Since the 177bhp, 2.0 TDI happens to be the most efficient, that’s the one Audi has once again chosen to stick to. No changes have been made to the engine, nor any to the suspension unit, which makes sense since both worked perfectly well. All of Audi’s Quattro equipped vehicles get a dual clutch DSG gearbox (with the exception of the A3). The S-Tronic dual clutch gearbox found here is still just as seamless and just as peerless – no rival of the Audi Q3 offers a unit that’s this smooth and flexible. The car gets three driving modes – Comfort, Dynamic and Sport. Gearshifts are expectedly delayed in ‘Sport’ mode with the needle redlining while going through the initial set of gears. The new Q3 also comes with paddle shifters for an added degree of control which allows you to switch to manual with a flick of a paddle. It works much like the ‘Sport’ mode, shifting up automatically once the needle bounces off the rev limiter.

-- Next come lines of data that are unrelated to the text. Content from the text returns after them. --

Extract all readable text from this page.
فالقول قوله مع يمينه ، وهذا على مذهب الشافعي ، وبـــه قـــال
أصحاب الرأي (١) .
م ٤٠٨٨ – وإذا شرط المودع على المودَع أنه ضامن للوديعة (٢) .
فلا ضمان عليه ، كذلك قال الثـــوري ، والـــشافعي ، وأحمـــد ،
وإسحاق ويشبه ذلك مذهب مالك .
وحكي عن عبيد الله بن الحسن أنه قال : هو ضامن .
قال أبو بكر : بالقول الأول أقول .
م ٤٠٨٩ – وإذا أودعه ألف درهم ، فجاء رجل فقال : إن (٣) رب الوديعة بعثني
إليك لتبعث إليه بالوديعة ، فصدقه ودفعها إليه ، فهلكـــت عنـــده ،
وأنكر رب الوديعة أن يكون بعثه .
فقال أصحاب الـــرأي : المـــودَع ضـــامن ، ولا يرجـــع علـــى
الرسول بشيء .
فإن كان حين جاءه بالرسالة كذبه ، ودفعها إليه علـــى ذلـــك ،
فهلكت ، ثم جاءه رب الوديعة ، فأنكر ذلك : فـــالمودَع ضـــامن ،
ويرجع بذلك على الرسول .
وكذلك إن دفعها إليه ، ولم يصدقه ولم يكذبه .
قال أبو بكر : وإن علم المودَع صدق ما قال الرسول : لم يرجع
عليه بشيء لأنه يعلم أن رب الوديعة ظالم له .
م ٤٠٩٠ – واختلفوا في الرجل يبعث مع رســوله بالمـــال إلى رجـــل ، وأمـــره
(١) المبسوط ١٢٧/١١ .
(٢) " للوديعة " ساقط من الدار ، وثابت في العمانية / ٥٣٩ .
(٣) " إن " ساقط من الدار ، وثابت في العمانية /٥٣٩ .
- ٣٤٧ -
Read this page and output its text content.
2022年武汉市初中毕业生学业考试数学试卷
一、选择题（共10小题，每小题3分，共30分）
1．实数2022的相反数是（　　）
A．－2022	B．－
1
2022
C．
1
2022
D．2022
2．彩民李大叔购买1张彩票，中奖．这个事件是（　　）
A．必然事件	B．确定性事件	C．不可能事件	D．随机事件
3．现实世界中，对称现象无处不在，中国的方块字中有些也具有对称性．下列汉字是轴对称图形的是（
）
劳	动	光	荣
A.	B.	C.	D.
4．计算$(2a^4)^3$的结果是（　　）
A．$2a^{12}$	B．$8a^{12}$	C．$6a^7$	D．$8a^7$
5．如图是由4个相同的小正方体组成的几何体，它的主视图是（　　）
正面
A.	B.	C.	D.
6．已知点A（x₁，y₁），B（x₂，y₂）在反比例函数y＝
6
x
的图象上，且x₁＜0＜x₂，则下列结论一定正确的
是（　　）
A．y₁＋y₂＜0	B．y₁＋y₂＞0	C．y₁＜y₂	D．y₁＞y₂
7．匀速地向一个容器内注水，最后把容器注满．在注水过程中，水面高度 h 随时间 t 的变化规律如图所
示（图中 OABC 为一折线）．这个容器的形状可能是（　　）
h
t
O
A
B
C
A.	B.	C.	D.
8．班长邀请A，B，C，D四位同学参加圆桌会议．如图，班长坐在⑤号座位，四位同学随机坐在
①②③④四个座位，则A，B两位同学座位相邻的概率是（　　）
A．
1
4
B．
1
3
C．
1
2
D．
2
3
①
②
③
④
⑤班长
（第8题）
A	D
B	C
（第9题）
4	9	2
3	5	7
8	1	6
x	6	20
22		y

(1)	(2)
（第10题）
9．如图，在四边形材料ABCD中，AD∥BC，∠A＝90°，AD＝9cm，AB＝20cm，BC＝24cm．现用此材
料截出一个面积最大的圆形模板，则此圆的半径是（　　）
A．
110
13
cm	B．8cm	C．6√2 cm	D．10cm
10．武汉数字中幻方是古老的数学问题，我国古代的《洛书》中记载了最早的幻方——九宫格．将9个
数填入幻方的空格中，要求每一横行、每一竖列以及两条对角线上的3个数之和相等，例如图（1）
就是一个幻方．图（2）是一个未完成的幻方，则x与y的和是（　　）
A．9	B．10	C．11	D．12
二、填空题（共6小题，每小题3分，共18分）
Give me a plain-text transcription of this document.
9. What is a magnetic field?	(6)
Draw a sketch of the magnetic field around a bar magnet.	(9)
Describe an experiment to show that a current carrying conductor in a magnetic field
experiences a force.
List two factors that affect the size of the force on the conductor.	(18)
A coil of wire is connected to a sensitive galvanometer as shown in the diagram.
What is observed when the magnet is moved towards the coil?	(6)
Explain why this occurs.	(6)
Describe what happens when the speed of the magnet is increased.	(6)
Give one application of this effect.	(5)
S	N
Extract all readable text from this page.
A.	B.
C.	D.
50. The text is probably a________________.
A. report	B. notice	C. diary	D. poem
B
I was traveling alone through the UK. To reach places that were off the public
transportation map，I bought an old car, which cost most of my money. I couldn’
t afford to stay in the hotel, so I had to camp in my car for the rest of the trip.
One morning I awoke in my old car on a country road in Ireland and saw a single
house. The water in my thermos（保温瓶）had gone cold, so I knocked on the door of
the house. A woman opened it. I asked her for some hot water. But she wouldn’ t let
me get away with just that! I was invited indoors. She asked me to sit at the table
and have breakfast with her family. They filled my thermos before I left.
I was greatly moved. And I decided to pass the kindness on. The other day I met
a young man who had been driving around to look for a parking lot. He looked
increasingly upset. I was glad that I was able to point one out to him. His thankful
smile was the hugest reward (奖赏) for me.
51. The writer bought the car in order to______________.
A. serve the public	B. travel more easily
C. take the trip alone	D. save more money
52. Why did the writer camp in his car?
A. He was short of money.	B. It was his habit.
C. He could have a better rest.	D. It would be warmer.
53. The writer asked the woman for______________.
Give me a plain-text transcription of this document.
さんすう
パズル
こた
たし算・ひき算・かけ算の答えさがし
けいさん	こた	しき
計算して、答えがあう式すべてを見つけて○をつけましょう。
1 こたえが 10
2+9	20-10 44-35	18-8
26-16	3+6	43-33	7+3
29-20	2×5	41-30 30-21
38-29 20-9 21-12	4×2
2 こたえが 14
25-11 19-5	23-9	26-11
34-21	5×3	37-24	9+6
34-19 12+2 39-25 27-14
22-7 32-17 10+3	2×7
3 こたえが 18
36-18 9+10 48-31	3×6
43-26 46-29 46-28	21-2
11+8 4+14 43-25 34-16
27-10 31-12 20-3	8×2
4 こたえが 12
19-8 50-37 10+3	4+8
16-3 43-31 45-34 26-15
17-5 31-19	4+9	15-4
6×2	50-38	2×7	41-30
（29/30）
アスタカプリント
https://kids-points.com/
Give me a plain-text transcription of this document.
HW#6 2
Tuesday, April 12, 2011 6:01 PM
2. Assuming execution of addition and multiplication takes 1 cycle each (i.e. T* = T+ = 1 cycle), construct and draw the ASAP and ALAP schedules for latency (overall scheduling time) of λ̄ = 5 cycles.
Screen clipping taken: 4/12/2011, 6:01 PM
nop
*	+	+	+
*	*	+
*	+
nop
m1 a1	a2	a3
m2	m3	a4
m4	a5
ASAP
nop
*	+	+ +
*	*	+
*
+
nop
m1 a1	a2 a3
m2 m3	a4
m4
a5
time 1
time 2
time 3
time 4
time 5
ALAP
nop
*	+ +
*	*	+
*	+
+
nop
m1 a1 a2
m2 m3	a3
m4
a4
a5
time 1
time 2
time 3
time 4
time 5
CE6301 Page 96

The 177 bhp engine remains sufficiently powerful even on wider roads. Across the relatively narrow and rain-washed roads of Goa, where I happened to be driving it, the Q3 seemed immensely quick, aided by dollops of torque (38.7 of it to be precise). The suspension unit never once betrayed its crossover underpinning, so car-like was the Q3 despite being pushed harder around each tight curve. The biggest ace it has up its sleeve is Audi’s patented all-wheel drive system aka Quattro. It’s the natural enemy of any hairpin or tight bend. Even if you’re sensible enough not to take a crossover around corners aggressively, the grip it offers around slush-filled patches of tarmac is stupendous. At the same time the suspension happens to be set-up very intelligently. No compromise has been made in terms of comfort, the ride is quite supple without the predictable accompaniment of body roll. The steering stiffens up at higher speeds but still feels quite light, even in ‘Sport’ mode.
As impressively put together as it is, the Q3 isn’t flawless. The interiors could have been spruced up a bit more and the cabin noise is still a bit too pronounced for an Audi. Although the prices aren’t out yet, there aren’t too many premium crossovers that offer a similar blend of comfort and performance. The cumulative effect of the Q3’s suspension, gearbox and all-wheel drive system is hard to match pound for pound.